De la Polynésie à la Martinique, en passant par La Réunion ou encore la Nouvelle-Calédonie, les voix ultramarines se sont fait entendre ce mardi 3 juin à l’occasion de cette nouvelle édition de la conférence Perspectives Outre-mer (anciennement conférence AFD-CEROM), organisée par l’AFD. Toute la journée, c’est dans une salle comble que les grands défis maritimes des Outre-mer dans leur bassin régional ont été évoqués. L’événement était également à suivre en ligne et a réuni plus de 1 000 participants. De la prolifération des sargasses sur les côtes caribéennes, en passant par la sécurité maritime, les tables rondes ont permis aux élus, chercheurs et représentants d’institutions de débattre des freins juridiques, économiques et humains autour de cette question de la préservation des espaces maritimes. Plusieurs annonces sont attendues lors de la 3ème Conférence des Nations unies sur les océans (UNOC 3), qui se tiendra à Nice dans quelques jours. En attendant, c’est lors d’une table ronde intitulée « Océan Indien : comment renforcer la connectivité et la résilience des aires marines protégées face aux défis globaux ? » qu’une annonce inédite a été faite par Vatosoa Rakotondrazafy, représentante de l’Union internationale pour la conservation de la nature (UICN) : la tenue prochaine de l’Indo Pacific Forum, une initiative inédite visant à renforcer les liens entre les acteurs de l’océan Indien et du Pacifique autour de la préservation des aires marines.

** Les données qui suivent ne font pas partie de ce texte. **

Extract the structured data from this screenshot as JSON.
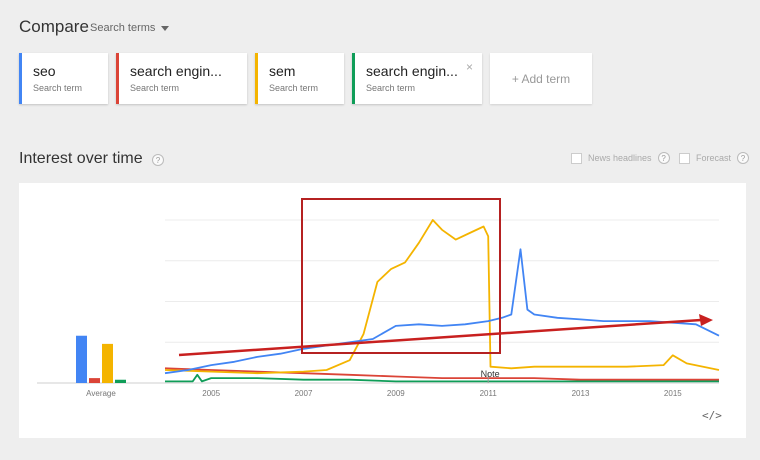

Madagascar, chef de file d’une conservation portée par les communautés
Sur la question de la nécessité ou non d’aires marines protégées, Madagascar a tranché depuis plusieurs années, préférant, à travers des réseaux très implantés localement, le modèle des LMMA (Locally-Managed Marine Areas), ces zones marines gérées de manière communautaire. « S’il est vrai qu’il n’y a pas encore de cadre juridique à ce dispositif, on voit clairement qu’impliquer les populations côtières dans ces processus de protection et de préservation change beaucoup de choses sur le terrain. Les gens s’approprient les règles, observent eux-mêmes les bénéfices, et deviennent les premiers défenseurs de leurs écosystèmes », souligne celle qui est engagée depuis de nombreuses années pour une meilleure gestion des ressources marines à Madagascar. Avec près de 300 LMMA réparties sur plus de 17 000 km², l’île possède aujourd’hui l’un des plus grands réseaux de gestion locale marine d’Afrique. Ces LMMA reposent sur des fermetures temporaires de pêche, des plans de gestion concertés, des comités villageois de surveillance et une mobilisation collective autour de pratiques de résilience écologique. « On s’est inspirés de ce qui se faisait dans le Pacifique au départ. On y a apporté nos propres connaissances. Ce modèle a été construit avec les pêcheurs, en partant de leurs observations, et il fonctionne parce qu’il est enraciné dans les dynamiques locales. » L’UICN travaille actuellement à l’élaboration d’un guide, pensé spécifiquement pour les réalités de l’Afrique de l’Est et des îles du Sud-Ouest de l’océan Indien. « Le Pacifique a déjà ses manuels. Nous voulons proposer un socle commun africain, qui pourra être traduit, simplifié, adapté juridiquement. » Au-delà de la gestion des ressources, l’objectif est aussi de renforcer la participation aux évènements internationaux des représentants des LMMA. « Aujourd’hui encore, ce sont trop souvent les ONG ou les experts qui parlent à leur place dans les grandes conférences internationales. Mais les leaders locaux doivent être présents et être formés pour prendre la parole dans ces instances », insiste Vatosoa Rakotondrazafy. « Les communautés savent ce qu’il faut faire, mais elles manquent de moyens pour patrouiller, suivre les effets écologiques, organiser des réunions. Le Forum Indo-Pacifique visera aussi à les rendre visibles auprès de financeurs également. »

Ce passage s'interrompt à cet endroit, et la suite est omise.